Every broker will try to offer as many trading instruments as possible in order to stand out from the rest. The decision here should be very simple as the best South African CFD brokers will have the most number of products available. These should range across several markets from the commodities to the indices, stock, and even cryptocurrencies. That last option is very important because South Africa has been very accommodating to bitcoin and other cryptocurrencies.
Today, you can even pay your traffic fines using bitcoin in South Africa. However, the process is still a long way, as there are no official exchanges or ATMs, so the brokers can only offer cryptocurrency trading through CFDs. Nevertheless, FSB cryptocurrency brokers are a good option if you feel like trading these products in South Africa. As for the other products, they will usually be traded as CFDs and not the actual products.
Perhaps the most prolific scams that have been uncovered in South Africa involved Colin Davids, a pastor who also ran Platinum Forex Group. Investors had been promised huge returns every month, but as all Ponzi schemes go, it reached a point where he could no longer give his investors any more money. When the scheme was uncovered, the FSB found that about 300 million rands had been invested, but only 100 million rands remained.
This is nothing new, as such scams have been observed all over the world, involving unsuspecting victims who just wanted to earn some more money. To avoid these scams, always check South Africa Forex broker reviews for information about specific brokers. Through these forums, users can express what they feel about particular brokers and how their experience was like.
The confusion you may be experiencing right now can be understood as the internet hasn’t quite adopted the new name of the FSB. You have most likely already seen FSCA regulated South Africa brokers, and wondered if there was a second regulatory body in South Africa. The truth is the fact that the FSB changed its name on April 1st, 2018. Everybody thought it was an April fool’s joke, so maybe that’s why the adaptation has been so slow.
The FSB is now referred to as the Financial Sector Conduct Authority, or FSCA, which is more of a mouthful than FSB isn’t it? Well, there were more changes than the name of the watchdog, let’s discuss them.
First things first, although it is already obvious, it’s still important to clarify the fact that FSB regulated Forex brokers are now referred to as FSCA regulated Forex brokers, it’s not that hard to remember. The change was quite rapid as even the Finance Minister Nhanhla Nene was involved in the project.

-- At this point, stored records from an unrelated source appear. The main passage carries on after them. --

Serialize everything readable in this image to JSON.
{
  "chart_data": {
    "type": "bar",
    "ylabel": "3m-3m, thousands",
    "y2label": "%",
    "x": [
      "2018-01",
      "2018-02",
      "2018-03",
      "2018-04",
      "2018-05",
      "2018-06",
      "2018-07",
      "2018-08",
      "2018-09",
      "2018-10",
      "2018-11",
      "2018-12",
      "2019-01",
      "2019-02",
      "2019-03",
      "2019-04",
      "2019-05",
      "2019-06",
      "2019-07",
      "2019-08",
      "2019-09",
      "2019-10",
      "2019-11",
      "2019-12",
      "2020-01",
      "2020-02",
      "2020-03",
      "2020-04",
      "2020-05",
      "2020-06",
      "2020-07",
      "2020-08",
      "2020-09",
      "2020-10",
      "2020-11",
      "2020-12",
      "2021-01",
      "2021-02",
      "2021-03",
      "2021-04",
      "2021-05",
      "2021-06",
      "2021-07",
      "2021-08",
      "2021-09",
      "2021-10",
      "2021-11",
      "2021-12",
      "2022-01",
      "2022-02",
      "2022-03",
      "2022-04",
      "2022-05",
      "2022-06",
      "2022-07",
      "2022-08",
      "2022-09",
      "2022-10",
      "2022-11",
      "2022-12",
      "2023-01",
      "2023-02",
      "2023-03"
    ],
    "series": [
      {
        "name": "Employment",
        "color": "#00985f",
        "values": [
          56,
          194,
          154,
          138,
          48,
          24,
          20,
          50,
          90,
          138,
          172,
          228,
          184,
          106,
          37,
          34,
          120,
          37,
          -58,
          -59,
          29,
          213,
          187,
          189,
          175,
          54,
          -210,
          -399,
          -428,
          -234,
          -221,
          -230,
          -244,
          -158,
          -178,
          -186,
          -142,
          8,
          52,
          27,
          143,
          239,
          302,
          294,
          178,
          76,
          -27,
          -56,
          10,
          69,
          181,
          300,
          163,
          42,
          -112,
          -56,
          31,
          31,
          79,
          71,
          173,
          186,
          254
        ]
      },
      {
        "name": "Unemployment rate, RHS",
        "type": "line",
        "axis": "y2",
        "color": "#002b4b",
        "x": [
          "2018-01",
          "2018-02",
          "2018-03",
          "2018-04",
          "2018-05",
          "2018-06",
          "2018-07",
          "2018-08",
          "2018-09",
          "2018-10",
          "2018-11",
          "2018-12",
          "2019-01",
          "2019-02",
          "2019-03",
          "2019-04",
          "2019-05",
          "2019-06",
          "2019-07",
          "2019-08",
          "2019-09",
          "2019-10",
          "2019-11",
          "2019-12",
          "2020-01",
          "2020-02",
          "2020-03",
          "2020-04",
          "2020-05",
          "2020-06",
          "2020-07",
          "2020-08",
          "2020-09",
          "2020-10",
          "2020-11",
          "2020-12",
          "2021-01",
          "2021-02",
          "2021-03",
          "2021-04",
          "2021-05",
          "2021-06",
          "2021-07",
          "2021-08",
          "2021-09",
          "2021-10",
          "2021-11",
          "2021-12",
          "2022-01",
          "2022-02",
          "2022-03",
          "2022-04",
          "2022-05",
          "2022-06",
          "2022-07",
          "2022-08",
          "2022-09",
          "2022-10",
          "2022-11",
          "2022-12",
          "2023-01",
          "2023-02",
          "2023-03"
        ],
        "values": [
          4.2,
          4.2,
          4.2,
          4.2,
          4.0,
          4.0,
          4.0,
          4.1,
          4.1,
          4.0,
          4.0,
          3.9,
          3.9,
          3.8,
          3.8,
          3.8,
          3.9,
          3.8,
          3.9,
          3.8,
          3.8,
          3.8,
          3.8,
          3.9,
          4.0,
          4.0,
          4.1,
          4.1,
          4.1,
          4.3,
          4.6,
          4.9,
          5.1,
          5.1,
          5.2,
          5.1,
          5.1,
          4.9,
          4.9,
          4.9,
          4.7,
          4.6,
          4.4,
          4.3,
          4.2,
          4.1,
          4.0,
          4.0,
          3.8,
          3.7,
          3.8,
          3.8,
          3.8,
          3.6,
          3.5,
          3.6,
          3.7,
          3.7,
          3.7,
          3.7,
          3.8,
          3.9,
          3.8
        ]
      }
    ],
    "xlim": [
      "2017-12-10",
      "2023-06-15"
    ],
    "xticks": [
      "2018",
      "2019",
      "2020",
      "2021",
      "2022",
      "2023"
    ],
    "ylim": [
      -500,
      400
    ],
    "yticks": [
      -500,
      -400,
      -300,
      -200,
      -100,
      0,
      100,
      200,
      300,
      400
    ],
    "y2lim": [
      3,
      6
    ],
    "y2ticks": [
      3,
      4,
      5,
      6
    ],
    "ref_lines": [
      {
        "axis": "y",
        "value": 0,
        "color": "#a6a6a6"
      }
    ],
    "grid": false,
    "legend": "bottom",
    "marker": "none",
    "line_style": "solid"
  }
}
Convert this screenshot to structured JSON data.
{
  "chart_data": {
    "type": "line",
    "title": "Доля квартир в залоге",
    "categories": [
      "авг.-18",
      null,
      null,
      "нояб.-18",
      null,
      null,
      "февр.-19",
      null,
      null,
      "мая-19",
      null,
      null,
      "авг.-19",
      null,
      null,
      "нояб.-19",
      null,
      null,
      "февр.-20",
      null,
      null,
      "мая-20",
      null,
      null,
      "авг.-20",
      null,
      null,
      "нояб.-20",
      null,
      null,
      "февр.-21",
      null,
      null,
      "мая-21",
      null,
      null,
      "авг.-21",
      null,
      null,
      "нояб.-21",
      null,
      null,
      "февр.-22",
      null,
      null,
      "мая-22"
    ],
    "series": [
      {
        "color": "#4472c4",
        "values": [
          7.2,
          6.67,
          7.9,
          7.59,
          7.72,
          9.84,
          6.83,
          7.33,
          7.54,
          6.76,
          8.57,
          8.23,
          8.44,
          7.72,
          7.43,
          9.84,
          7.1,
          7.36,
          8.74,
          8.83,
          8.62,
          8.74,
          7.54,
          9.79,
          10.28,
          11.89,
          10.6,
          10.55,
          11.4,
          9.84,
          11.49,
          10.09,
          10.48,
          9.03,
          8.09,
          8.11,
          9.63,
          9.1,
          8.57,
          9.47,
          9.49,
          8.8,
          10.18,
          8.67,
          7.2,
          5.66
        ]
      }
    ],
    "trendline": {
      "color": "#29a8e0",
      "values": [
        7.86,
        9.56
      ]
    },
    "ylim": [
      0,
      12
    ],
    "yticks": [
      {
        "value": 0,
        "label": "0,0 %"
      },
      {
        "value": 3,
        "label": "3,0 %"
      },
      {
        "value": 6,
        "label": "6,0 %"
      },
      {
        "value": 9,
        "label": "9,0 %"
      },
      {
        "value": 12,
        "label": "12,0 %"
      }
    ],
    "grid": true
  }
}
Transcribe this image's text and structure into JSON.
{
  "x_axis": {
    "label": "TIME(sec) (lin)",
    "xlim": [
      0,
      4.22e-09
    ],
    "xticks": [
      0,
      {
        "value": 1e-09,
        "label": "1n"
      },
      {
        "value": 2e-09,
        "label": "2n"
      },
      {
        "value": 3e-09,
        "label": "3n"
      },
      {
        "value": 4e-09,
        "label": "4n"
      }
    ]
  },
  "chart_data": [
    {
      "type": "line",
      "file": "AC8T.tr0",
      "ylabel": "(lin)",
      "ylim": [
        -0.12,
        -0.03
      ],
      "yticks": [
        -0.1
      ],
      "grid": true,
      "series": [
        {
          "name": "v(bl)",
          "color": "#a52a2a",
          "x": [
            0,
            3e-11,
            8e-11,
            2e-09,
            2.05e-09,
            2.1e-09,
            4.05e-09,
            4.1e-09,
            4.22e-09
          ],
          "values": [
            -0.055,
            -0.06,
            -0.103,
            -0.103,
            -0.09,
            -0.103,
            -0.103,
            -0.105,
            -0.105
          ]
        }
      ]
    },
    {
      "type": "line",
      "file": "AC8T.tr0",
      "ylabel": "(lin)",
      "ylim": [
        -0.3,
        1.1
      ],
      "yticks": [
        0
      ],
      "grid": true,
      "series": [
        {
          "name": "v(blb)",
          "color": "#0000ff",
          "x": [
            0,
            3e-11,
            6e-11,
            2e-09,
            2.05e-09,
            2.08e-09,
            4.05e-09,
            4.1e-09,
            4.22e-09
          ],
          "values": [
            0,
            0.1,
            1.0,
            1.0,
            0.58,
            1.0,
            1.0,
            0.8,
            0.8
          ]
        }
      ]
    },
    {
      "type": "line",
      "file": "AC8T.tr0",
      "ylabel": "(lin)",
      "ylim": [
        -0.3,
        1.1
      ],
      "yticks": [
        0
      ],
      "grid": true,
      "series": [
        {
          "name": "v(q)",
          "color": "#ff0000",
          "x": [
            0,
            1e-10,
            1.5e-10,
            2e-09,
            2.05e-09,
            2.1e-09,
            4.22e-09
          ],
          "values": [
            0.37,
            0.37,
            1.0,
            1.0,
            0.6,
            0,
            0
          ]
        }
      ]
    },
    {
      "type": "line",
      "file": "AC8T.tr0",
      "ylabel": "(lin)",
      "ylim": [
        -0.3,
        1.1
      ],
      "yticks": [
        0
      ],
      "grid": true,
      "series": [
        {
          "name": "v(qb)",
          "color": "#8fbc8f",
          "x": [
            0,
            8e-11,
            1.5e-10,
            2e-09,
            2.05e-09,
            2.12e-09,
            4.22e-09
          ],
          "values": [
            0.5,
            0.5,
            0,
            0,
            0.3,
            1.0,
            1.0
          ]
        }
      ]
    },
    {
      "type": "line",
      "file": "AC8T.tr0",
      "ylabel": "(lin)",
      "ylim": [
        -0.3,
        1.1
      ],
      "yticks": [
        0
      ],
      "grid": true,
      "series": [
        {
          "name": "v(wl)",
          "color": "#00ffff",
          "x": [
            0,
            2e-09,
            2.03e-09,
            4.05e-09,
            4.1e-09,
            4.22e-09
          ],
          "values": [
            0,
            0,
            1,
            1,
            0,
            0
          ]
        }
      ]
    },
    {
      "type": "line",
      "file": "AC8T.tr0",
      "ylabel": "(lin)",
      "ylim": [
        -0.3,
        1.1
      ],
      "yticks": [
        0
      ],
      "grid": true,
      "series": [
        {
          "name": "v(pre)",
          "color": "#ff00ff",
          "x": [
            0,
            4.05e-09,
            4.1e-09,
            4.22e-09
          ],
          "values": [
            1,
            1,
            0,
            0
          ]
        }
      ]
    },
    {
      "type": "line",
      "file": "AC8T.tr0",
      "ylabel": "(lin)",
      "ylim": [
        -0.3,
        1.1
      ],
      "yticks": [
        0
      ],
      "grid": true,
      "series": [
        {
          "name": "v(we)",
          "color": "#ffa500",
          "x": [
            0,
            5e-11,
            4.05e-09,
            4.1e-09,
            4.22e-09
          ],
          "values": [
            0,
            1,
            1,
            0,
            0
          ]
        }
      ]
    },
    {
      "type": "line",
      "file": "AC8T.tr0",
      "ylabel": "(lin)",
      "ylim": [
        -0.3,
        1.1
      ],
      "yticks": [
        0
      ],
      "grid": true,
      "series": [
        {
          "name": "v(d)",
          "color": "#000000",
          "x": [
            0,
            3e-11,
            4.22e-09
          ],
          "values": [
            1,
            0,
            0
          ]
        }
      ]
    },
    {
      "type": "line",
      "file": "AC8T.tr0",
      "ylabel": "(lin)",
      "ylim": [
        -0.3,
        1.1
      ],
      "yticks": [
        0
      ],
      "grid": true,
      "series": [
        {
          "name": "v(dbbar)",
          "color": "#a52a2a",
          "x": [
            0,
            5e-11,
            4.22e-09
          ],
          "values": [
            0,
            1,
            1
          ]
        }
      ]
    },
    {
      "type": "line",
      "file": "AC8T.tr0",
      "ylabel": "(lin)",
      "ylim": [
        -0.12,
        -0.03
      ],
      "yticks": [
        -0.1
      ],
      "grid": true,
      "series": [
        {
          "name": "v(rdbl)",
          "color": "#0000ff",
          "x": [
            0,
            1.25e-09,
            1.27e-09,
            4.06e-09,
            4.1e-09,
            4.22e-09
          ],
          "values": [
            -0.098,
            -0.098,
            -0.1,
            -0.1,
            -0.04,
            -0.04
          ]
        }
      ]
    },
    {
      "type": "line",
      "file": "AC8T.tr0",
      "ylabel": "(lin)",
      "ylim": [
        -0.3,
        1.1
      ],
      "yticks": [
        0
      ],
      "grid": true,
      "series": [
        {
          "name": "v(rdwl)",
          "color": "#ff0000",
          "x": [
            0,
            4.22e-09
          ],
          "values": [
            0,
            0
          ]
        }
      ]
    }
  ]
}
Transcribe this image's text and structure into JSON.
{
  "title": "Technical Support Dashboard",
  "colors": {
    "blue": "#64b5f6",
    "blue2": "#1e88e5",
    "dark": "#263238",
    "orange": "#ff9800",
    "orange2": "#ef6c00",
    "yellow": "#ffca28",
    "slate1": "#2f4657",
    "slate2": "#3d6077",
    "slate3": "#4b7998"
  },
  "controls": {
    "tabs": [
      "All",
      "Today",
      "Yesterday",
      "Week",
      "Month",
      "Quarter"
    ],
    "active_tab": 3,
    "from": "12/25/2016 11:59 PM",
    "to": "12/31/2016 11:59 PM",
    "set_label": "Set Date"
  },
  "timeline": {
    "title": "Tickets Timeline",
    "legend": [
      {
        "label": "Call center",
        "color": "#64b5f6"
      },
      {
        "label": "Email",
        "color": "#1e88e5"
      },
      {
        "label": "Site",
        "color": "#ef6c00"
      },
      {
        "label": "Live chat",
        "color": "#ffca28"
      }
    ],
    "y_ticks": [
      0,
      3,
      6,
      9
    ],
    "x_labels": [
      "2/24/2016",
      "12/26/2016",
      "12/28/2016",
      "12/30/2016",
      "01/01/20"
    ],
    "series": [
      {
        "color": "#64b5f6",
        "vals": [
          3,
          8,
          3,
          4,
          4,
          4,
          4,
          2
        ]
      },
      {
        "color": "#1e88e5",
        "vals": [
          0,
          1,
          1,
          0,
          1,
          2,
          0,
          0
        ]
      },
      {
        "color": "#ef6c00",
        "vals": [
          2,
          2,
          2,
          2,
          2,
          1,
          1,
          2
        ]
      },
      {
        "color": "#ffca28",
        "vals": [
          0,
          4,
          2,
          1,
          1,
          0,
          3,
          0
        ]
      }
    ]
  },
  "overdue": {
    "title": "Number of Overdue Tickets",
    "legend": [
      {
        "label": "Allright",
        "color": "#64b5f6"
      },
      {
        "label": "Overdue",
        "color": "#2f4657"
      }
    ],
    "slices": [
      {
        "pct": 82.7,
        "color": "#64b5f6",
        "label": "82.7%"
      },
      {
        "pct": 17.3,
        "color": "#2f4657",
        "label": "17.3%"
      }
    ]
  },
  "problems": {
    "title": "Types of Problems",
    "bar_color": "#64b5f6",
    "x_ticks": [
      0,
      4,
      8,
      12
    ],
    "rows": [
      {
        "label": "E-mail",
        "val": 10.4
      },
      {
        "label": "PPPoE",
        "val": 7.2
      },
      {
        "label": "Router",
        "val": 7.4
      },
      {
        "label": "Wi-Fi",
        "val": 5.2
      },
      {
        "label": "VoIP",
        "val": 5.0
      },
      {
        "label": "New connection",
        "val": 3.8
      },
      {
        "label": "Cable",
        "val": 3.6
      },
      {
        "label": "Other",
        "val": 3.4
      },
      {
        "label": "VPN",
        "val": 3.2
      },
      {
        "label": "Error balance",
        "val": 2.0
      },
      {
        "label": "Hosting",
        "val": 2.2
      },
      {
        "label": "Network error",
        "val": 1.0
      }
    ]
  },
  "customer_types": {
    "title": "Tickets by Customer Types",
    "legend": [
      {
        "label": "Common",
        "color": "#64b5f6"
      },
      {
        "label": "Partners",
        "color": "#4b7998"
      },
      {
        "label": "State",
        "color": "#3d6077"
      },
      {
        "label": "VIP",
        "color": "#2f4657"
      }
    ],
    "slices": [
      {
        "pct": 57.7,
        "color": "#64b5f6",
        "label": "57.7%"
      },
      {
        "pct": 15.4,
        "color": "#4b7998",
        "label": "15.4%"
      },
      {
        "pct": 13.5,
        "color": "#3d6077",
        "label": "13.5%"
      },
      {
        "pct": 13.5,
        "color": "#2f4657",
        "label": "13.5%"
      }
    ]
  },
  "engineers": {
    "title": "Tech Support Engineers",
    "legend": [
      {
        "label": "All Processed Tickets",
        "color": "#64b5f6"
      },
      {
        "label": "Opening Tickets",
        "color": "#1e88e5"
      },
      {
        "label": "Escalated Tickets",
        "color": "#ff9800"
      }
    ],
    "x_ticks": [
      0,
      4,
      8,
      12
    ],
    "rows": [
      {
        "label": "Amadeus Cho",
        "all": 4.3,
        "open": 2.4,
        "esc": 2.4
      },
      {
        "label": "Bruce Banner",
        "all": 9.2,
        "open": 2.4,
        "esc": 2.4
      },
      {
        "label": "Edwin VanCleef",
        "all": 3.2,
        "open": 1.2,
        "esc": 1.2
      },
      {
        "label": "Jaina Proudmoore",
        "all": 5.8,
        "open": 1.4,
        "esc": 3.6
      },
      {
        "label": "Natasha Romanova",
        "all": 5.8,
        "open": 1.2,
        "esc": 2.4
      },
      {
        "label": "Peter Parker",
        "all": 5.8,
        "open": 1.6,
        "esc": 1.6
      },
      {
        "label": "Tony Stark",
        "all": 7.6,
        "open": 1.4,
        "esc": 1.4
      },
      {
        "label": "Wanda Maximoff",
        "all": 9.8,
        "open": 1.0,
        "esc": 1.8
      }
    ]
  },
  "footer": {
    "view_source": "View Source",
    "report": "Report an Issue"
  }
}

There was quite a lot of information to process from the change, especially for the regulated FX brokers in South Africa, as the changes were directly affecting them. Here are the key points.
The changes, however, were not immediate. The regulatory body had decided that the implementation of the new laws needed to be gradual in order to provide the financial companies of South Africa sufficient time to adapt and prepare for the switch.
In most cases, when a financial watchdog makes such big changes, some of the former staff are disregarded or laid off. In this case, the changes turned out to be a lot more human in terms of human resources. The Executive Committee will consist of the same people, however only as a temporary fill. In time new Committee will form in order to tackle the changes. This will not be a big hit for the FSCA regulated Forex brokers as they will receive no different treatment. As a matter of fact, it will be a breath of fresh air as the financial watchdog will start retraining their current staff to accommodate the new standards.
Although the transition is predicted to be quite smooth, the adaptation of the new laws and names could still prove very hard for the old FSB regulated FX brokerages as they will have to change their whole business models to better accommodate the new demands from their institutional superiors. But the fact stays the same that the service they offer will only get better for the customer.